焦る心を抑えつつ、イマはツギハギの舗装がされた道をゆっくりと歩く。ここはイブール。イマの憧れの土地。イマにとって目に映るすべてが宝物のようだった。人生でここまで多くの人を見るのは初めてだったが、イマはそれよりも、推しと会える現実に胸が痛い。イブールの町おこし事業の中心である町役場。その入口付近にある、それは――
「――ペペイン・スリンゲルラントさまあああああ!!」
町役場前広場では町内対抗のど自慢大会が行われていた。なので幸いにもイマの絶叫はあまり注意を引かなかった。
よって、彼女がイブール開拓者の祖を模した体格のいい銅像にすがりついたこと、しまいには地に額づいて崇拝行為を成したことも、それほど目立たなかった。それほど。
「――お嬢さん、どうなさいましたか」
さすがに見咎められ声がかかる。イマは身を起こして正直に「わたくしのペペイン様を奉じておりました」と言った。声の主である青年は驚いた表情でイマを見つめて黙る。その青年は黒いくせ毛だった。ペペイン様と同じとはすばらしい。惜しむらくは瞳の色が水色で夕焼け色ではないことか。そこまで瞬時に考えてイマは即座にペペイン様を布教する姿勢に切り替えたが、青年が口を開く方が早かった。
「――なるほど、このあとのペペイン杯を見に来たのですね? のど自慢が終わり次第準備に入ります。よろしければ、どこかに席を取って休んでいてください」
聞き捨てならない単語を耳にしイマは戦慄する。ペペイン杯。とてもすばらしい予感のそれはいったいなんなのか。役場前広場に並んだ大小さまざまな椅子のひとつに腰掛け、イマはそのときを待つ。
のど自慢は準決勝が終わり佳境だった。決勝進出者たちが青天井の狭い演台の袖で次曲のために喉慣らしをしている。イマがそれを眺めていると、さっと横から飲み物の入ったコップが差し出された。
「まあ、ありがとうございます」
「あなたは、こちらでは見かけない顔ですね?」
「最近引っ越して参りました」
「……もしかして、ライテ丘のお屋敷ですか?」
「さようでございます」
先ほどの青年だ。体力がないイマは、移動しただけで汗だくになり、ありがたくその飲み物を受け取った。
「なんでまた、こんな田舎町へ?」
「わたくし、ペペイン様のファンですの」
「……ペペインの」
やはりこの青年には布教すべきだ。とても見込みがありそうだ。そう思い口を開きかけたときに、決勝進出者の一人が演台に上がり拍手が巻き起こった。青年はいなくなってしまった。
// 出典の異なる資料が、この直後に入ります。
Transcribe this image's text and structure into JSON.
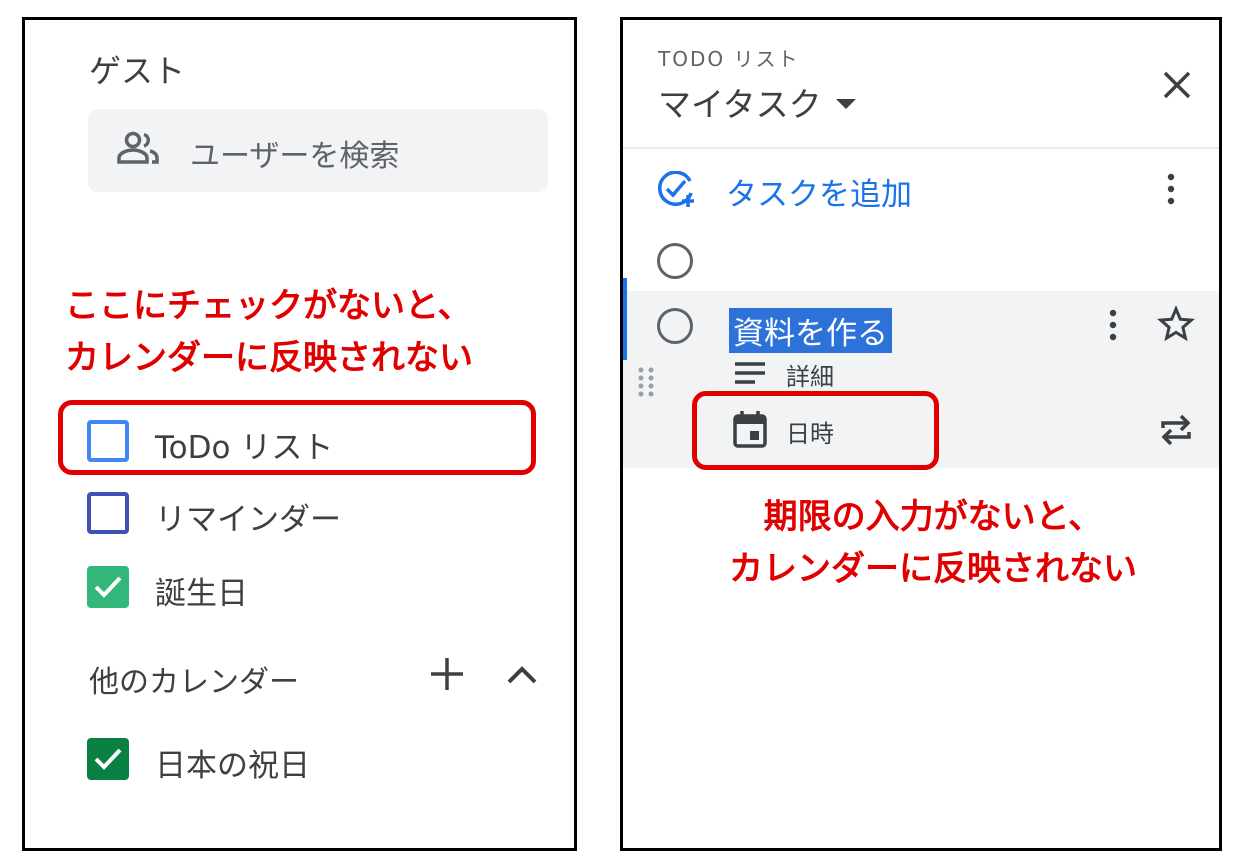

決勝は観客の拍手の大きさで勝敗が決まるらしい。イマは二人目の『イブール慕情』を歌った少女へいっしょうけんめい拍手を贈った。サビのこぶしの利き方が最高だ。ペペインを想って思わずもらい泣きをしてしまったほどだ。少女は無事に優勝を勝ち取り、どの町内でも使える商品券十枚を誇らしげに掲げた。
演台上が片付けられ次の催し物の準備がなされる。『第五十六回町内対抗のど自慢大会』と書かれた看板から、一枚紙が剥がされた。下から現れた文字は『第四回ペペイン杯』。――なんと! これまで三回も行われていたのだ! 知らなかったとはなんたる不覚!